Things you will not need to know in later life (1,998 hours). These are the things you learn in classes whose names end in -ology, – - -osophy, -istry, -ics, and so on. The idea is, you memorize these things, then write them down in little exam books, then forget them…
After you’ve been in college for a year or so, you’re supposed to choose a major, which is the subject you intend to memorize and forget the most things about.
While Barry may be somewhat diminishing the value of a college education, he has hit upon an important issue that effects schooling at almost every level. Put simply we may ask: Why do our children learn so much and yet know so little?
Failure motivates. Well, to be more accurate, fear of failure motivates. We live in a society in which the Lombardi motto ‘winning isn’t everything; it’s the only thing’ drives athletes towards excellence and has been often quoted, and subsequently adopted, in the business world as well. Coming in second is now viewed, in the words of comic Jerry Seinfeld, as being ‘the first loser’, making the thought of failure to win a distasteful, if not outright scary, prospect.
What is it with elementary and high school teachers?

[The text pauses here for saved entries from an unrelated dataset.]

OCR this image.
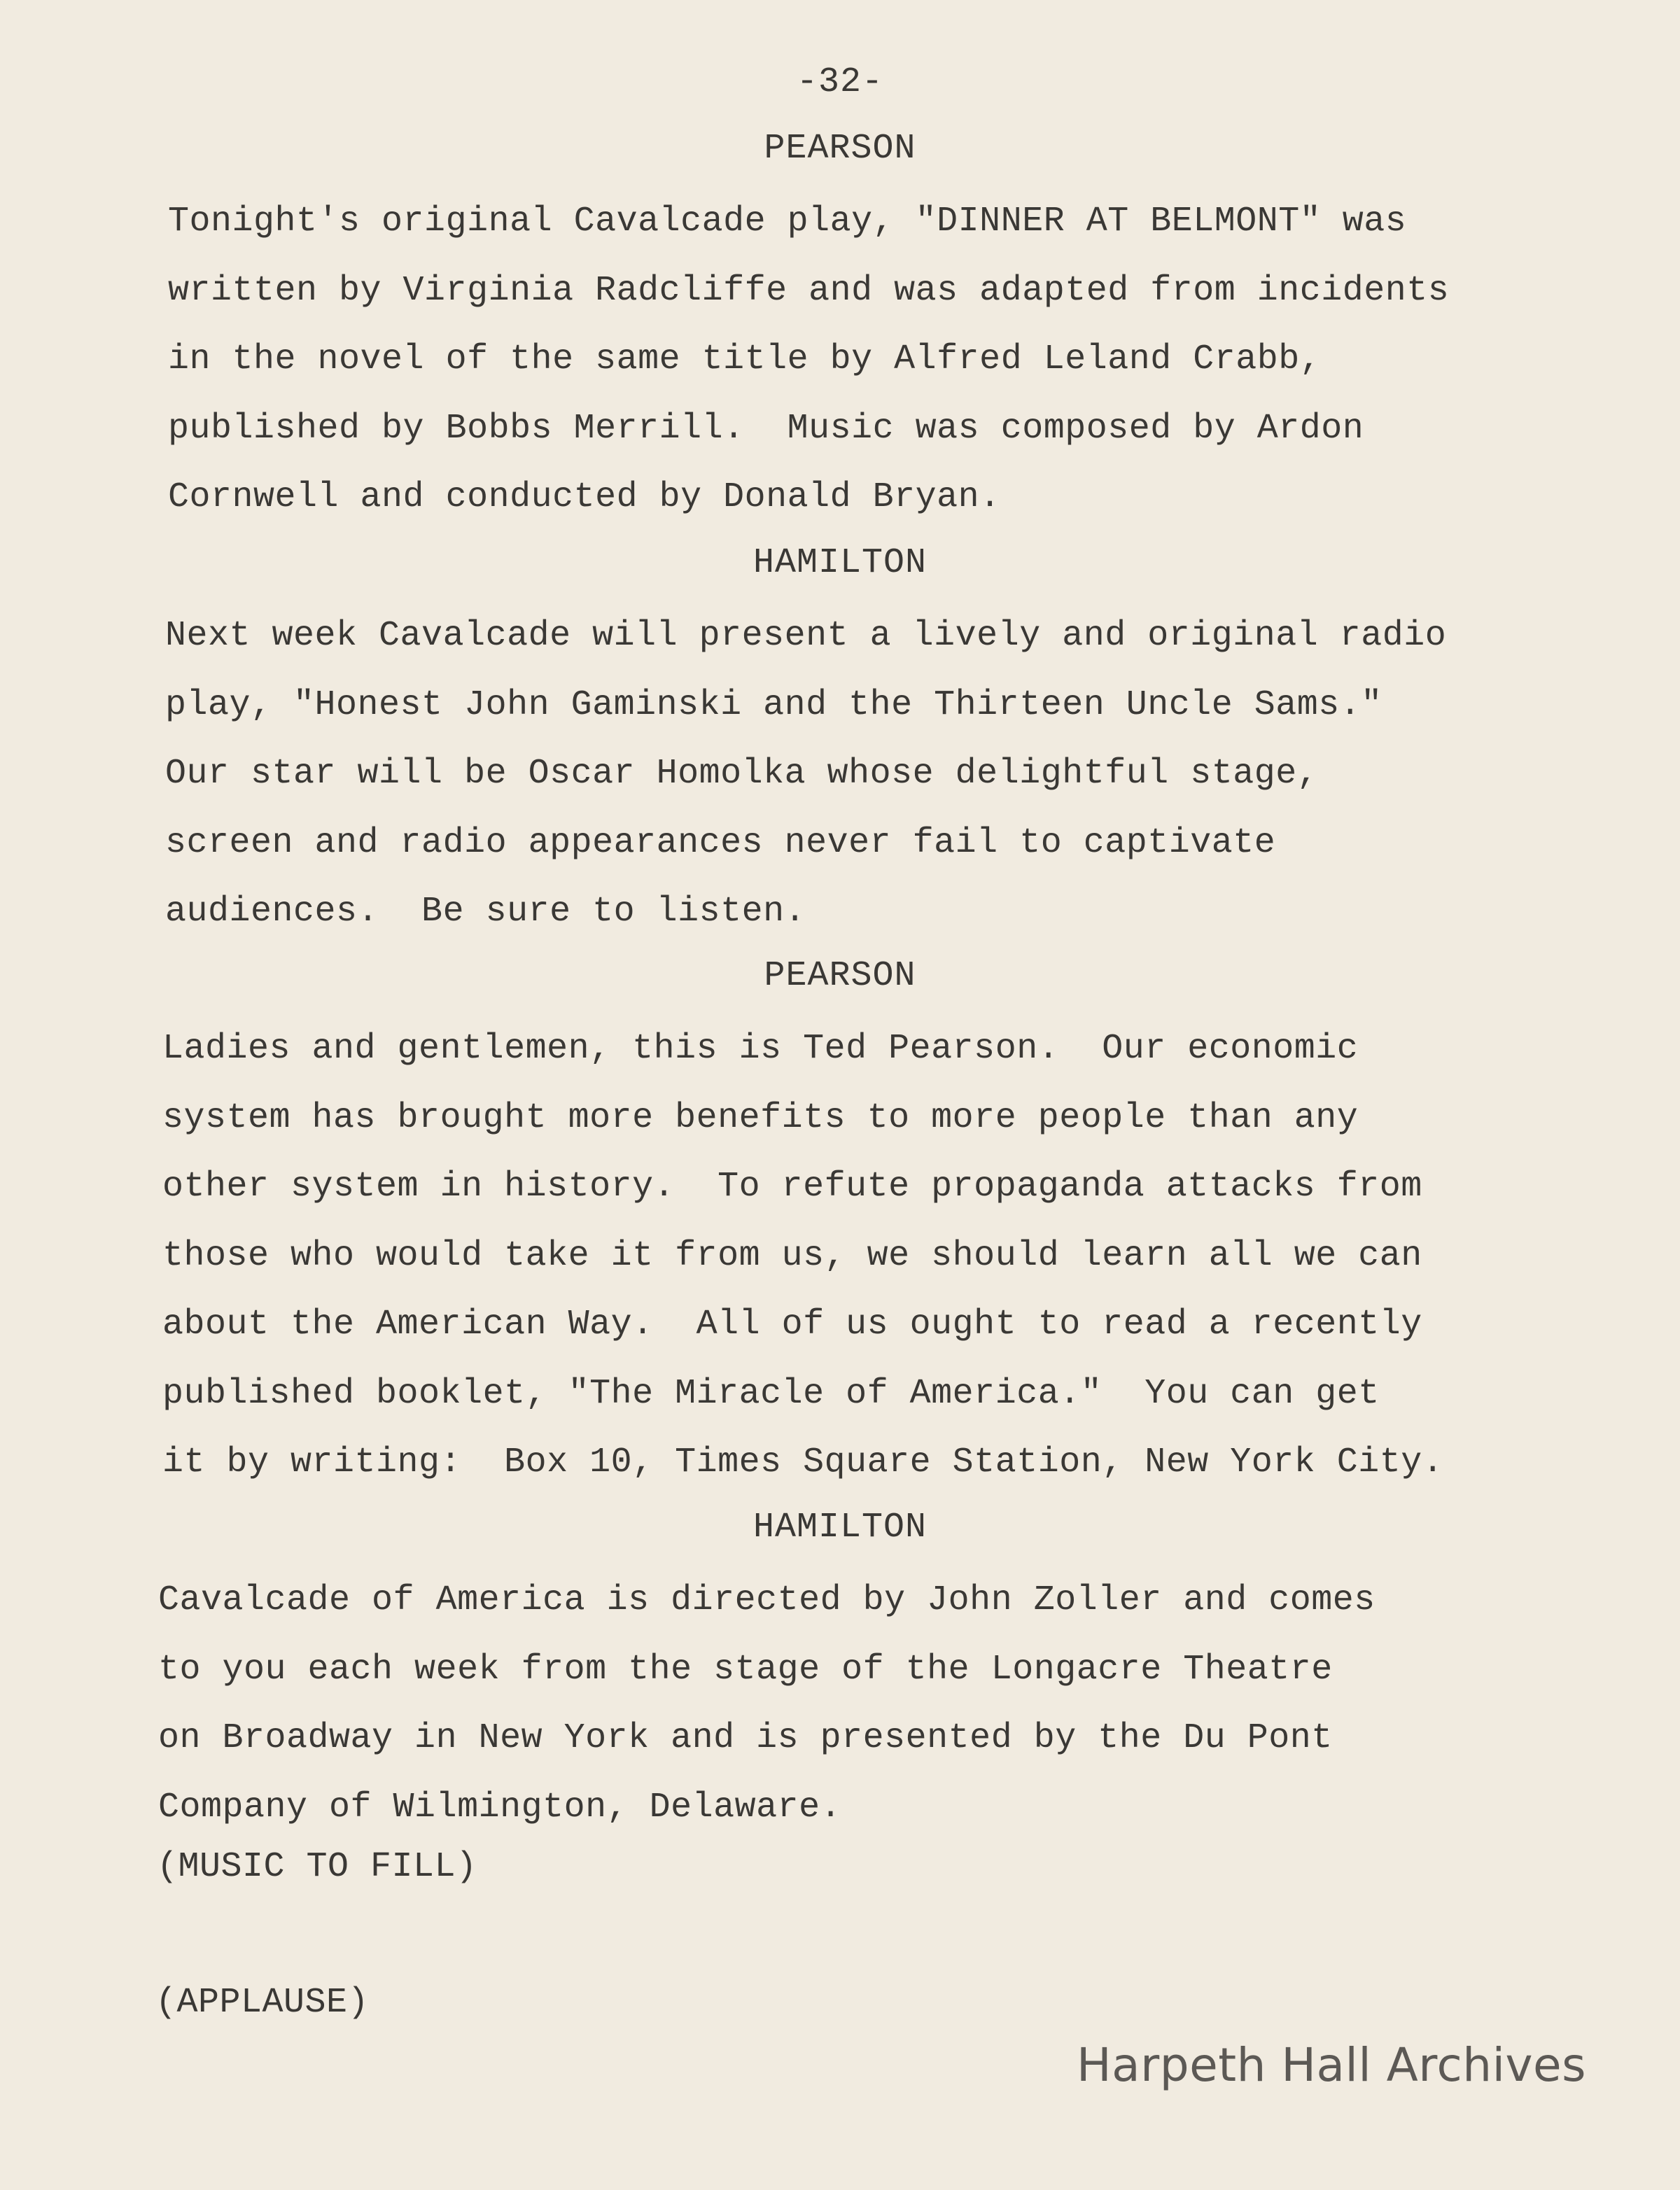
-32-
PEARSON
Tonight's original Cavalcade play, "DINNER AT BELMONT" was
written by Virginia Radcliffe and was adapted from incidents
in the novel of the same title by Alfred Leland Crabb,
published by Bobbs Merrill.  Music was composed by Ardon
Cornwell and conducted by Donald Bryan.
HAMILTON
Next week Cavalcade will present a lively and original radio
play, "Honest John Gaminski and the Thirteen Uncle Sams."
Our star will be Oscar Homolka whose delightful stage,
screen and radio appearances never fail to captivate
audiences.  Be sure to listen.
PEARSON
Ladies and gentlemen, this is Ted Pearson.  Our economic
system has brought more benefits to more people than any
other system in history.  To refute propaganda attacks from
those who would take it from us, we should learn all we can
about the American Way.  All of us ought to read a recently
published booklet, "The Miracle of America."  You can get
it by writing:  Box 10, Times Square Station, New York City.
HAMILTON
Cavalcade of America is directed by John Zoller and comes
to you each week from the stage of the Longacre Theatre
on Broadway in New York and is presented by the Du Pont
Company of Wilmington, Delaware.
(MUSIC TO FILL)
(APPLAUSE)
Harpeth Hall Archives
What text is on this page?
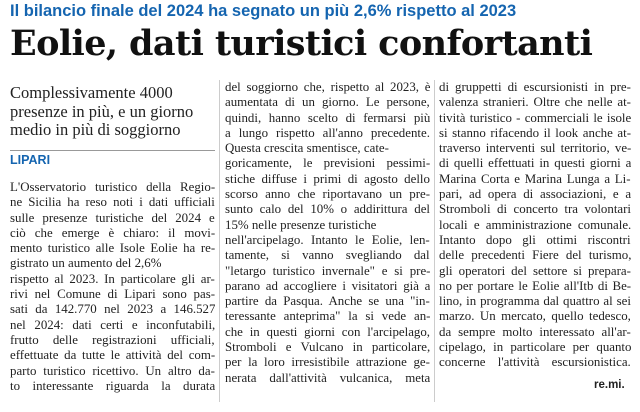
Il bilancio finale del 2024 ha segnato un più 2,6% rispetto al 2023
Eolie, dati turistici confortanti
Complessivamente 4000
presenze in più, e un giorno
medio in più di soggiorno
LIPARI
L'Osservatorio turistico della Regio-
ne Sicilia ha reso noti i dati ufficiali
sulle presenze turistiche del 2024 e
ciò che emerge è chiaro: il movi-
mento turistico alle Isole Eolie ha re-
gistrato un aumento del 2,6%
rispetto al 2023. In particolare gli ar-
rivi nel Comune di Lipari sono pas-
sati da 142.770 nel 2023 a 146.527
nel 2024: dati certi e inconfutabili,
frutto delle registrazioni ufficiali,
effettuate da tutte le attività del com-
parto turistico ricettivo. Un altro da-
to interessante riguarda la durata
del soggiorno che, rispetto al 2023, è
aumentata di un giorno. Le persone,
quindi, hanno scelto di fermarsi più
a lungo rispetto all'anno precedente.
Questa crescita smentisce, cate-
goricamente, le previsioni pessimi-
stiche diffuse i primi di agosto dello
scorso anno che riportavano un pre-
sunto calo del 10% o addirittura del
15% nelle presenze turistiche
nell'arcipelago. Intanto le Eolie, len-
tamente, si vanno svegliando dal
"letargo turistico invernale" e si pre-
parano ad accogliere i visitatori già a
partire da Pasqua. Anche se una "in-
teressante anteprima" la si vede an-
che in questi giorni con l'arcipelago,
Stromboli e Vulcano in particolare,
per la loro irresistibile attrazione ge-
nerata dall'attività vulcanica, meta
di gruppetti di escursionisti in pre-
valenza stranieri. Oltre che nelle at-
tività turistico - commerciali le isole
si stanno rifacendo il look anche at-
traverso interventi sul territorio, ve-
di quelli effettuati in questi giorni a
Marina Corta e Marina Lunga a Li-
pari, ad opera di associazioni, e a
Stromboli di concerto tra volontari
locali e amministrazione comunale.
Intanto dopo gli ottimi riscontri
delle precedenti Fiere del turismo,
gli operatori del settore si prepara-
no per portare le Eolie all'Itb di Be-
lino, in programma dal quattro al sei
marzo. Un mercato, quello tedesco,
da sempre molto interessato all'ar-
cipelago, in particolare per quanto
concerne l'attività escursionistica.
re.mi.
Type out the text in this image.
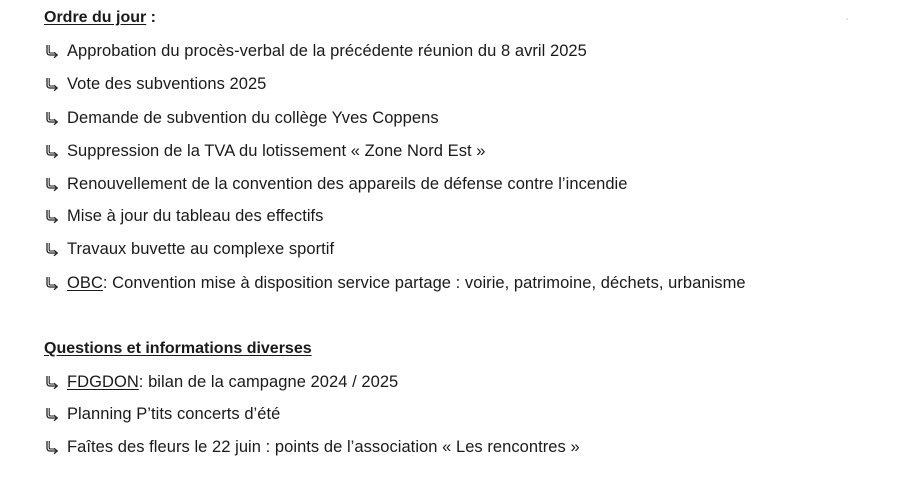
Ordre du jour :
Approbation du procès-verbal de la précédente réunion du 8 avril 2025
Vote des subventions 2025
Demande de subvention du collège Yves Coppens
Suppression de la TVA du lotissement « Zone Nord Est »
Renouvellement de la convention des appareils de défense contre l’incendie
Mise à jour du tableau des effectifs
Travaux buvette au complexe sportif
OBC : Convention mise à disposition service partage : voirie, patrimoine, déchets, urbanisme
Questions et informations diverses
FDGDON : bilan de la campagne 2024 / 2025
Planning P’tits concerts d’été
Faîtes des fleurs le 22 juin : points de l’association « Les rencontres »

Here’s a scenario that, unfortunately, is all too common:
Student: “Oh, Mrs. Smith, I wanted to hand in my report on the Solar System”.
Teacher: “I can’t accept that report”.
Student: “Why not?”
Teacher: “That report was due yesterday. You can’t turn it in late!”
Student: “Why, did the Solar System change that much since yesterday?”
Teacher: “No, but it is my job to teach you responsibility! And also, you have to learn that in life you do not get second chances!”
A conversation overheard a million times in classrooms across America. “Why”, complains 4th grade student Timmy, “Did I get a C on my report card”? “Oh no, Timmy”, replies his teacher, “You didn’t get a C, you earned a C!” (In the age of massive grade inflation – a discussion for another time – I guess this conversation would include a B, or even an A-.) Timmy walks away unconvinced. Actually, he thinks, I didn’t earn it, you gave it to me.